Personal information
- Born: 3 November 1988 (age 37) Guildford, Surrey

Medal record
Women's canoe sprint
Representing Great Britain
World Championships
| Bronze medal – third place | 2010 Poznań | K-1 500 m |
| Bronze medal – third place | 2017 Račice | K-1 1000 m |
European Championships
| Gold medal – first place | 2010 Trasona | K-1 1000 m |
| Bronze medal – third place | 2009 Brandenburg | K-1 500 m |
| Bronze medal – third place | 2009 Brandenburg | K-4 200 m |
| Bronze medal – third place | 2010 Trasona | K-1 500 m |
| Bronze medal – third place | 2017 Plovdiv | K-1 1000 m |

= Rachel Cawthorn =

British sprint canoer

Rachel Cawthorn (born 3 November 1988) is a British sprint canoer who has competed since the late 2000s. Cawthorn, representing Great Britain at the London 2012 Olympics, is a double Olympic finalist in the Women's K1 and K4 events.

==Life and career==
Cawthorn attended Berkshire College of Agriculture.

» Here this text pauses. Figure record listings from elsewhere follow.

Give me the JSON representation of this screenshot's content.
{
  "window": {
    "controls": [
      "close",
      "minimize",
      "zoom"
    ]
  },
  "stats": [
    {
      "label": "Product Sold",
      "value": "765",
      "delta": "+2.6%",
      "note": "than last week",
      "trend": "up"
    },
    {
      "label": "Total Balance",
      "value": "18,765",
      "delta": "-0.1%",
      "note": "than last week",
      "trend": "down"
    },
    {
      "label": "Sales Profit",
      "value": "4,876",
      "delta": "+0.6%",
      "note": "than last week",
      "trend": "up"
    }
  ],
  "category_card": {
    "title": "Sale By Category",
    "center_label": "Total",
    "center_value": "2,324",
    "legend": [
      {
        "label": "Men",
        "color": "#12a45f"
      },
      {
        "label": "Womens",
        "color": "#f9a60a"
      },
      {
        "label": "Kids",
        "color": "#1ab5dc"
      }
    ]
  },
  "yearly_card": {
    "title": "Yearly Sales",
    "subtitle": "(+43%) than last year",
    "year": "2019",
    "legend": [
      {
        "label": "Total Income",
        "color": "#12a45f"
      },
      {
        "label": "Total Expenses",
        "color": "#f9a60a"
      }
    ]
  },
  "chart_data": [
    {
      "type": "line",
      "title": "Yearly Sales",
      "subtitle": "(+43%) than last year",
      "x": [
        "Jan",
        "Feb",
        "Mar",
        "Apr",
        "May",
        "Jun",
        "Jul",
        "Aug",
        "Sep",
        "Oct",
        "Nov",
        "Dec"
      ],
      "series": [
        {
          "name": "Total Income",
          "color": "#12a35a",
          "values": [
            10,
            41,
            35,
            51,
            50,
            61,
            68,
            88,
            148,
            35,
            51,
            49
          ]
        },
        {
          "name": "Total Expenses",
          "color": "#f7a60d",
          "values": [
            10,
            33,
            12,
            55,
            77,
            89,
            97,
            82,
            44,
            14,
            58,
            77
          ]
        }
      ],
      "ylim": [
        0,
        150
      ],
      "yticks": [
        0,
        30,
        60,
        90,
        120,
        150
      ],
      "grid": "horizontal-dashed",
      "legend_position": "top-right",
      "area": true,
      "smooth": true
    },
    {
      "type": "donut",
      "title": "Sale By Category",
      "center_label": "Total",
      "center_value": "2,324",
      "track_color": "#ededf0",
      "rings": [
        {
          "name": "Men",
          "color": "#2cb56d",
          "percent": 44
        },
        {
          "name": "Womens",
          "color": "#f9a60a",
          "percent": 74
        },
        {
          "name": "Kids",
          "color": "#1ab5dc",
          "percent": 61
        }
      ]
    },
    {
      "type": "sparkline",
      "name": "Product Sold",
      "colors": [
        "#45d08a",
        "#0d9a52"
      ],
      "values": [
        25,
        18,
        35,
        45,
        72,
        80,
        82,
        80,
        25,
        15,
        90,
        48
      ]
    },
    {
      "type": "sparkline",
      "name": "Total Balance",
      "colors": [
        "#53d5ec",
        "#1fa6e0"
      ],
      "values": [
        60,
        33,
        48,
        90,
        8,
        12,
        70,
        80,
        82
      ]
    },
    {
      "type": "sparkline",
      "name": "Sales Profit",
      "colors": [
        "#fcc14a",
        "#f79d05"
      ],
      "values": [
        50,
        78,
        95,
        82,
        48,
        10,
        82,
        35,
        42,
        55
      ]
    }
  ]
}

Cawthorn won a bronze medal in the K-1 500 m event at the 2010 ICF Canoe Sprint World Championships in Poznań, the first woman from Great Britain to win a medal in an Olympic distance at an ICF Canoe Sprint World Championship.

Cawthorn holds the world's fastest time for the Women's K1 1000m. (Duisburg 2010)

At the London Olympics 2012 she came 5th in the Women's K4 500m final (competing with Louisa Sawers, Jess Walker and Angela Hannah) and came 6th in the K1 500m.

She competed in the K1 500 m and K4 500 m at the 2016 Olympics, with Louisa Gurski, Rebeka Simon and Jess Walker in the four. The four finished in 7th in their final.

In 2017, she won a bronze in the K-1 1000 m at the 2017 World Championships.